Wednesday, October 8, 2008

Half Baked

The other day I temporarily forgot my rule about tackling my path to the PhD one step at a time. I started thinking about how this semester is already almost halfway over (seriously, how?!) and then I started thinking about how I only have one more semester of coursework, which means I'm only one semester away from comprehensive exams and having to nail down what I'm doing for my dissertation, and then writing the dissertation and then somewhere in there I have to pass a language exam and all of a sudden this whole earn-a-PhD thing began to seem like an insane unachievable goal, and that's not even beginning to think about trying to get a job someday in the future.
Sometimes when that happens the only way I can relax again is by reminding myself that if this doesn't work out I'll always be a damn fine waitress.
I talked myself down pretty quickly, though. Like within five minutes. But I was reminded that, when it comes to school stuff, there's a reason I really don't like to think further ahead than about three weeks from now. It still just seems like way too much otherwise.

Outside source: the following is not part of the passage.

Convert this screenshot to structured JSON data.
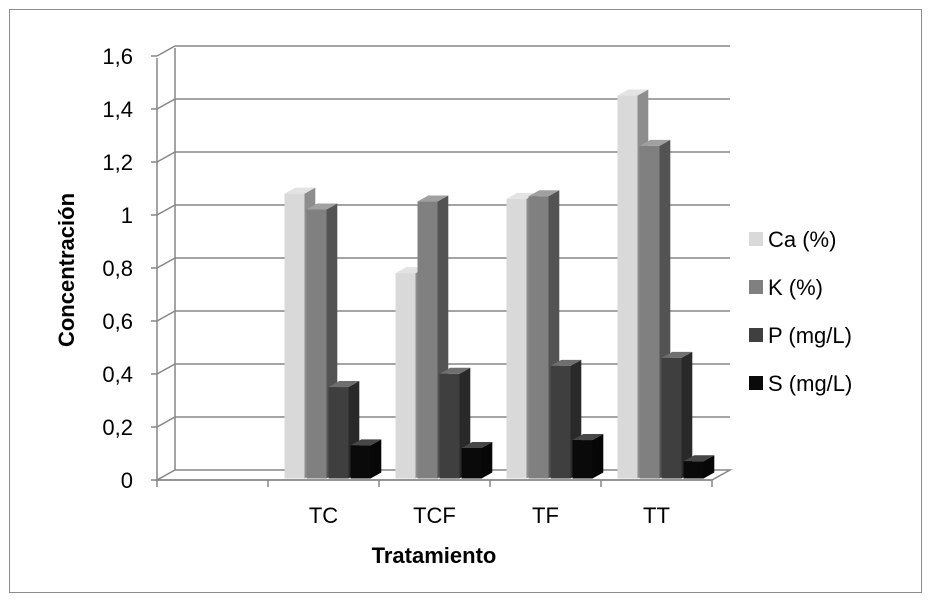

This past weekend Penn was in his hometown celebrating Oktoberfest with his guy friends and I stayed at my place so that he could have some uninterrupted guy time. It was the first weekend in a very long time that we haven't hung out together, and it felt a little weird. I like my alone time and I always will, but weekends like this one just aren't my routine anymore. It was like a return to seven months ago. I took the dog on long walks, did some baking, ate salads for dinner AND lunch without teasing commentary from my boyfriend the meatatarian, watched all those shows on TLC about couples who have too many children...I didn't think my life was boring then, and I didn't think this weekend was boring. But I have to admit that Penn makes everything better. He definitely makes life more entertaining, and it's nice to have someone to blab all my, "Hey, know what I was thinking?!" thoughts to since the cat isn't exactly responsive. Plus he makes a really good pillow. I did decide that I definitely eat better and work out more when Penn is not around, though, so I think that's something we're going to have to work on once we're living together. I refuse to be one of those women that lets her health go down the drain just because she's comfortable in a relationship. It's just hard to convince myself to get off the couch and actually put pants on when he's over here. But I can try, I suppose.

I have more to say, but my computer is almost out of power and I have to get up early to work tomorrow and look at another apartment, so I'm off. Goodnight!